Gerburg war von ihrem ersten Beruf her Schauspielerin, ausgebildet an der Max-Reinhardt-Schule in Berlin, und das merkte man sowohl ihrer durchdringenden und ergreifenden Theaterstimme an als auch der Art und Weise, wie sie den Seminarraum in eine Bühne verwandelte, auf der sie die Starrolle spielte — eine Diva, der die Studierenden an den Lippen hingen und am Ende förmlich zu Füßen lagen. Unter den Kommiliton_innen, die ich kannte, gab es kaum jemanden, der sich nicht, zumindest platonisch, in sie verliebt hätte. Ihr Tod wird daher nicht allein mir bittere Tränen in die Augen treiben. Sie war für mich ein Vorbild — ja mehr: eine Mutterfigur, deren Verlust ich nicht so leicht verkraften werde, und ihr schleichender, von Jahr zu Jahr größerer Einfluss auf mein Denken wird mir erst langsam selbst gewahr.

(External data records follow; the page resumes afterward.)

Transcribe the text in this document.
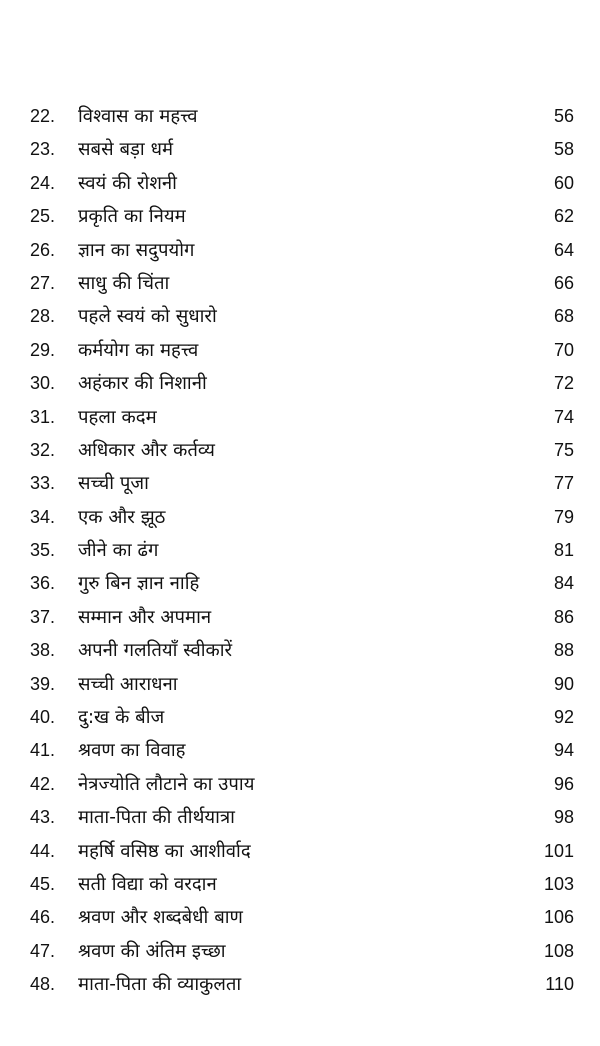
22. विश्वास का महत्त्व	56
23. सबसे बड़ा धर्म	58
24. स्वयं की रोशनी	60
25. प्रकृति का नियम	62
26. ज्ञान का सदुपयोग	64
27. साधु की चिंता	66
28. पहले स्वयं को सुधारो	68
29. कर्मयोग का महत्त्व	70
30. अहंकार की निशानी	72
31. पहला कदम	74
32. अधिकार और कर्तव्य	75
33. सच्ची पूजा	77
34. एक और झूठ	79
35. जीने का ढंग	81
36. गुरु बिन ज्ञान नाहि	84
37. सम्मान और अपमान	86
38. अपनी गलतियाँ स्वीकारें	88
39. सच्ची आराधना	90
40. दु:ख के बीज	92
41. श्रवण का विवाह	94
42. नेत्रज्योति लौटाने का उपाय	96
43. माता-पिता की तीर्थयात्रा	98
44. महर्षि वसिष्ठ का आशीर्वाद	101
45. सती विद्या को वरदान	103
46. श्रवण और शब्दबेधी बाण	106
47. श्रवण की अंतिम इच्छा	108
48. माता-पिता की व्याकुलता	110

Zuletzt wurden ihre Seminare von Menschen überrannt. Die Zeiten, als sie in ihren Blockseminaren nur ein Dutzend Studierende unterrichtete, waren endgültig vorbei. Und so ging die Aura ihrer dreitägigen Symposien durch fehlende Interaktion allmählich im Getriebe der Massenuniversität verloren. Gerburg reagierte darauf zunehmend entnervt und versuchte zuletzt, noch einmal eine neue Unterrichtsform zu generieren: das „soziologische Theater“, wie sie es nannte. Doch dazu kam es nicht mehr: der Krebs, den sie ihren Studierenden verheimlichte, war schneller.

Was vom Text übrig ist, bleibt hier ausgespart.